Mike Holland and guitarist Burdwood first played in bands together as 16-year-olds. The two went to high school together in New Hampshire and, come the college move in 2012, decided to form Bellwire as a long-distance songwriting project. “That summer, we found a drummer and I was playing bass for live shows, which I wasn’t happy about,” says Burdwood. “Mike’s brother Jack heard me whining ‘Why am I playing bass? I suck at bass!’ and offered to take over. Then we moved to Boston a couple years ago with our old drummer to give the band thing a real shot.”
It was a move that paid off in their favor.
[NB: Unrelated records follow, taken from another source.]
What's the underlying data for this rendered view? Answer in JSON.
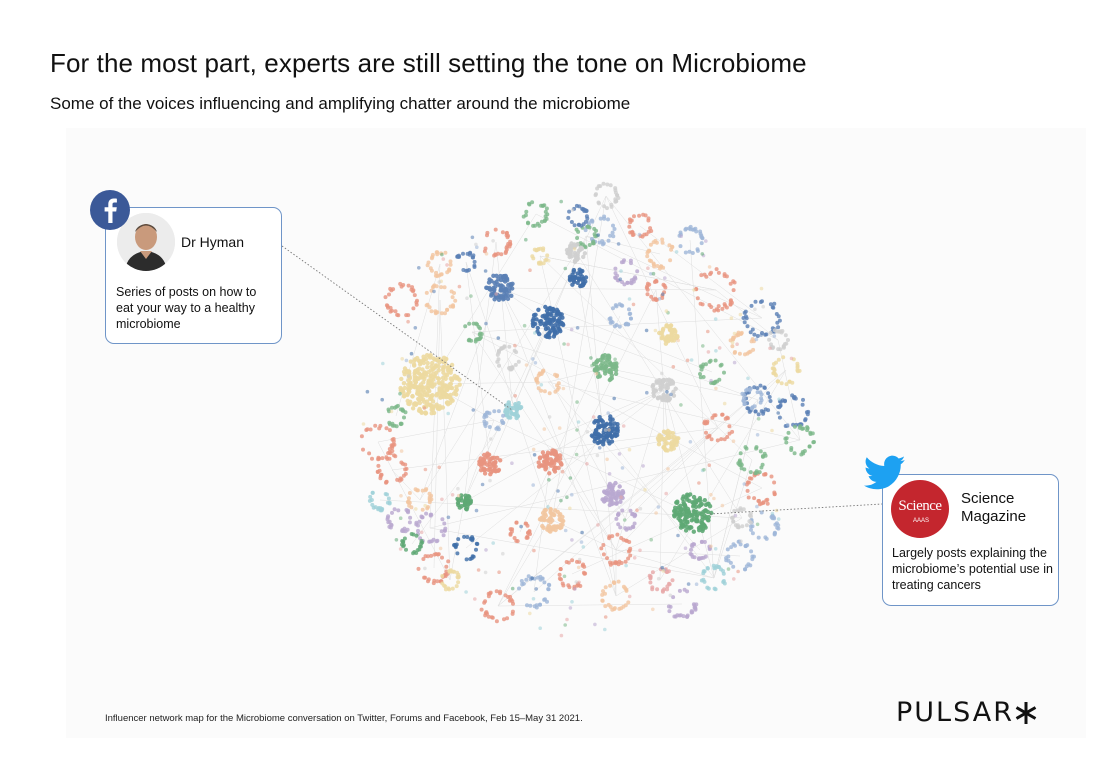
{
  "header": {
    "title": "For the most part, experts are still setting the tone on Microbiome",
    "subtitle": "Some of the voices influencing and amplifying chatter around the microbiome"
  },
  "cards": {
    "hyman": {
      "platform": "facebook-icon",
      "name": "Dr Hyman",
      "description": "Series of posts on how to eat your way to a healthy microbiome"
    },
    "science": {
      "platform": "twitter-icon",
      "name": "Science Magazine",
      "logo_text": "Science",
      "logo_sub": "AAAS",
      "description": "Largely posts explaining the microbiome’s potential use in treating cancers"
    }
  },
  "caption": "Influencer network map for the Microbiome conversation on Twitter, Forums and Facebook, Feb 15–May 31 2021.",
  "brand": {
    "logo_text": "PULSAR",
    "logo_mark": "asterisk-icon"
  },
  "colors": {
    "card_border": "#6f95c8",
    "facebook": "#3b5998",
    "twitter": "#1da1f2",
    "science_red": "#c4262e",
    "clusters": [
      "#e8937f",
      "#5a7fb5",
      "#ecd9a0",
      "#7cb889",
      "#b9a8d0",
      "#f2c6a0",
      "#9fb7d8",
      "#e7a8a8",
      "#9fd1d8",
      "#cfcfcf",
      "#3f6ea8",
      "#5ea874"
    ]
  }
}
Whereas their first EP took on a bedroom quality—picture slow songs with the rumble of Sparklehorse or Bright Eyes at its core, the natural byproduct of dorm-room songwriting—their later songs began prying open rock in its most jovial form. “Once we could all play together and make a lot of noise, our recordings started to reflect the energy of our live shows,” says Burdwood.
That’s where the band finds itself now, sitting on their newest release, Dog Thoughts, which celebrates its proper album release this Friday. It’s full of quick-witted, wordy, power pop akin to Elvis Costello or early-day Pavement if they ever gave GZA and Gameboys shout-outs. It’s there in the slow roll of “JAKL,” the gleeful yelps of “Let It Shine,” and the sloppy confrontations of the title-track. Bellwire are wiggling their way into Boston’s local scene, choosing a spot somewhere snug between Mini Dresses and The Furniture.
“I’ve been trying to put the lyrics more in the forefront by packaging the new CD in a booklet instead of a case and opening up with a spoken word track. I like to think [that’s what sets us apart], the words and songwriting,” says Burdwood. “For the Dog Thoughts sessions we played with our old drummer, Andy Fordyce. He usually plays jazz, teaches music at U Mass Lowell and is into a lot of experimental improv music I find unlistenable. My favorite parts come from the chemistry between his heady approach to rhythm and my simple guitar hooks.”
Bellwire is excited to introduce its music to those still new to the band, something kept in mind with its moniker, an association-free word to avoid tinting the band’s image. “What I didn’t know at the time is that bellwire is what electricians use to wire doorbells,” laughs Burdwood. “So almost all of my Google Alert notifications involve Home Depot.” In time, those alerts will be for Bellwire with a capital B.
BELLWIRE, JONEE EARTHQUAKE BAND, MONKEYS OF A BYGONE ERA. FRI 7.1. ONCE SOMERVILLE, 156 HIGHLAND AVE., SOMERVILLE. 9PM/ALL AGES/$8. CUISINEENLOCALE.COM/ONCE-LOUNGE.